In response, Plaintiffs contend that the individual Defendants are being sued in their official capacity. Fed.R.Civ.P. 4(i)(2) provides that service of an employee sued only in their official capacity is effected by serving the United States in the manner prescribed by Rule 4(i)(1) and by also sending a copy of the summons and complaint by registered or certified mail to the employee. Assuming that Plaintiffs are only suing the individual Defendants in their official capacity, the Court finds that they were properly served with process by certified mail.
(5) Severe Infliction of Emotional Distress
Plaintiffs also claim that Defendants caused them to suffer severe emotional distress. In Florida, the elements necessary to establish a cause of action for intentional infliction of emotional distress are: (1) the wrongdoer's conduct must be intentional or reckless; i.e., the wrongdoer intended his behavior when he knew or should have known that emotional distress would likely result; (2) the conduct was outrageous; i.e., the conduct went beyond all bounds of decency and was regarded as atrocious and utterly intolerable in a civilized community; (3) the conduct caused emotional distress; and (4) the emotional distress was severe. Hart v. United States, 894 F.2d 1539, 1548 (11th Cir. 1990) (citations omitted)). See also Food Lion, Inc. v. Clifford, 629 So.2d 201, 202 (Fla.Dist.Ct.App. 1993) (citing Williams v. City of Minneola, 619 So.2d 983, 986 (Fla.Dist.Ct.App. 1993)).
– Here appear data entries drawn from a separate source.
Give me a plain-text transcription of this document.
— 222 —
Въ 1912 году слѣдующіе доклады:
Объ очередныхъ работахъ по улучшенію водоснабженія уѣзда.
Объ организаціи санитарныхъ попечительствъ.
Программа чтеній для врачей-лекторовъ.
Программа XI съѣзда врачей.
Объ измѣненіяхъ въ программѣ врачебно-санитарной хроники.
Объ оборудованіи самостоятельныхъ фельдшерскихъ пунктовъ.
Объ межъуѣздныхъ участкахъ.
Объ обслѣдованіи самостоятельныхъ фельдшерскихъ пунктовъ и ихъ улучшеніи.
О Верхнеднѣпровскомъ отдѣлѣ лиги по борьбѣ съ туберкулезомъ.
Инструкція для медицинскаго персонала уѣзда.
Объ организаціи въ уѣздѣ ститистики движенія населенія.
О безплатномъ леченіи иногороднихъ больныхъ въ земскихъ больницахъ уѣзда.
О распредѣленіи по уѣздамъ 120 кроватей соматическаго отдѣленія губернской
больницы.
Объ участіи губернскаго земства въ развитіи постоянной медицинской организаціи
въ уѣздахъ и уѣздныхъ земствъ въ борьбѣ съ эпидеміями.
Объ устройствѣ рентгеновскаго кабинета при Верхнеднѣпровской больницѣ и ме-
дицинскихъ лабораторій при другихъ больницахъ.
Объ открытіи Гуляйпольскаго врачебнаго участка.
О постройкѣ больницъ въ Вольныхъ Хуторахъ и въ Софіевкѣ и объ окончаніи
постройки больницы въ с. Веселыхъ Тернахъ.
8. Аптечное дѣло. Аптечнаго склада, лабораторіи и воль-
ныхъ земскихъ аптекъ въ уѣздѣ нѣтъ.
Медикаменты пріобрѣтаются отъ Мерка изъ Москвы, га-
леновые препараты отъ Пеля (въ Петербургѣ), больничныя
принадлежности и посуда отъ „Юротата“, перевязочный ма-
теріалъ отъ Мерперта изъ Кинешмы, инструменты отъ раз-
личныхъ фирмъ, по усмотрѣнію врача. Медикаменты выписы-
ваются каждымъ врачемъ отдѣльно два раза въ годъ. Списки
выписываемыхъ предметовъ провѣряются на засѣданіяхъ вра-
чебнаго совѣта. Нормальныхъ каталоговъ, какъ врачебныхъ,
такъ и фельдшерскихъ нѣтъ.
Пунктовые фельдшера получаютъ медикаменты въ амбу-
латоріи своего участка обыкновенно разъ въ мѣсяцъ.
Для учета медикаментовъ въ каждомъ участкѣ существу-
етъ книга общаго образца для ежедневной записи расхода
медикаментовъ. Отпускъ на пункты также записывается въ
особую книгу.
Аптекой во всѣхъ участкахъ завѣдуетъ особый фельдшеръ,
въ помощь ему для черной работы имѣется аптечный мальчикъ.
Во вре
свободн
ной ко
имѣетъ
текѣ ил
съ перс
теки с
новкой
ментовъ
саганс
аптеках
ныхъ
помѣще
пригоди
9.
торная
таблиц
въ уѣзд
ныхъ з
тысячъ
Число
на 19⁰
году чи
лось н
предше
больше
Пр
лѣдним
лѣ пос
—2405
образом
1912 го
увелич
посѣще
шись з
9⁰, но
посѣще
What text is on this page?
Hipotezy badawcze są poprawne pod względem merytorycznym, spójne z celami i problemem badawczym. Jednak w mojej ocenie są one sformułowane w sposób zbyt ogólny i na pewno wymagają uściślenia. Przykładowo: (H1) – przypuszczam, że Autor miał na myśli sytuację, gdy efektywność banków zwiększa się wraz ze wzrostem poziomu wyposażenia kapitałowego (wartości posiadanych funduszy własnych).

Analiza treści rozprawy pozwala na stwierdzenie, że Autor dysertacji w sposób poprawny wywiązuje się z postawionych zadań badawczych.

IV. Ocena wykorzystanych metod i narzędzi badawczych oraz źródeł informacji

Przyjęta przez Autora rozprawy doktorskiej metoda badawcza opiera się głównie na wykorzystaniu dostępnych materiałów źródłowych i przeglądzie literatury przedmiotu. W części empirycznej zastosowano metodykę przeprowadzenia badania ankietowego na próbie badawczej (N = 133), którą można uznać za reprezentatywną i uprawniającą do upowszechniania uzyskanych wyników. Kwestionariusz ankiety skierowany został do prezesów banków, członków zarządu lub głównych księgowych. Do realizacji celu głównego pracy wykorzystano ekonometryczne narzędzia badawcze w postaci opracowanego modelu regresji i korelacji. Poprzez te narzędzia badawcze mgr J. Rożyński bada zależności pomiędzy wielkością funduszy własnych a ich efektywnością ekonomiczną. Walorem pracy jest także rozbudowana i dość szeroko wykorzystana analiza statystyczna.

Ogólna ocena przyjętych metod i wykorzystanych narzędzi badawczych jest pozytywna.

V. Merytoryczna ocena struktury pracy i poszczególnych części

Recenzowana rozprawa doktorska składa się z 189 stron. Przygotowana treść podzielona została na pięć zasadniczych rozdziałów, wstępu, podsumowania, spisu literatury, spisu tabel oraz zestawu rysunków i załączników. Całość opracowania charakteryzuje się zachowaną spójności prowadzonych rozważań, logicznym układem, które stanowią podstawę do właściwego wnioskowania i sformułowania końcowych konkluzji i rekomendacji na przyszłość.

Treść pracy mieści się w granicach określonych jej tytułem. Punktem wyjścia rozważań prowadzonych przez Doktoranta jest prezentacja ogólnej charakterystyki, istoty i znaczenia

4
To define "outrageous," Florida courts rely on the Restatement (Second) of Torts:
Liability has been found only where the conduct been so outrageous in character, and so extreme in degree, as to go beyond all possible bounds of decency, and to be regarded as atrocious in a civilized community. Generally, the case is one in which the recitation of the facts to an average member of the community would arouse his resentment against the actor, and lead him to exclaim, "outrageous!"Metropolitan Life Ins. Co. v. Mc Carson, 467 So.2d 277, 278-79 (Fla. 1985) (citing Restatement (Second) of Torts § 46 Comment d).
Viewing the factual allegations in the light most favorable to the Plaintiffs, as the Court must at this stage of the litigation, the Court finds that Plaintiffs have failed to state a claim for severe infliction of emotional distress. In this regard, Plaintiffs have not alleged any facts tending to show that the Defendants' actions were outrageous or that their emotional distress was severe. Accordingly, it is hereby
ORDERED AND ADJUDGED that Defendants' Motion to Dismiss is GRANTED. Plaintiffs' Amended Complaint is DISMISSED with prejudice against Chavez, Collazos, Oden, Garcia and the United States.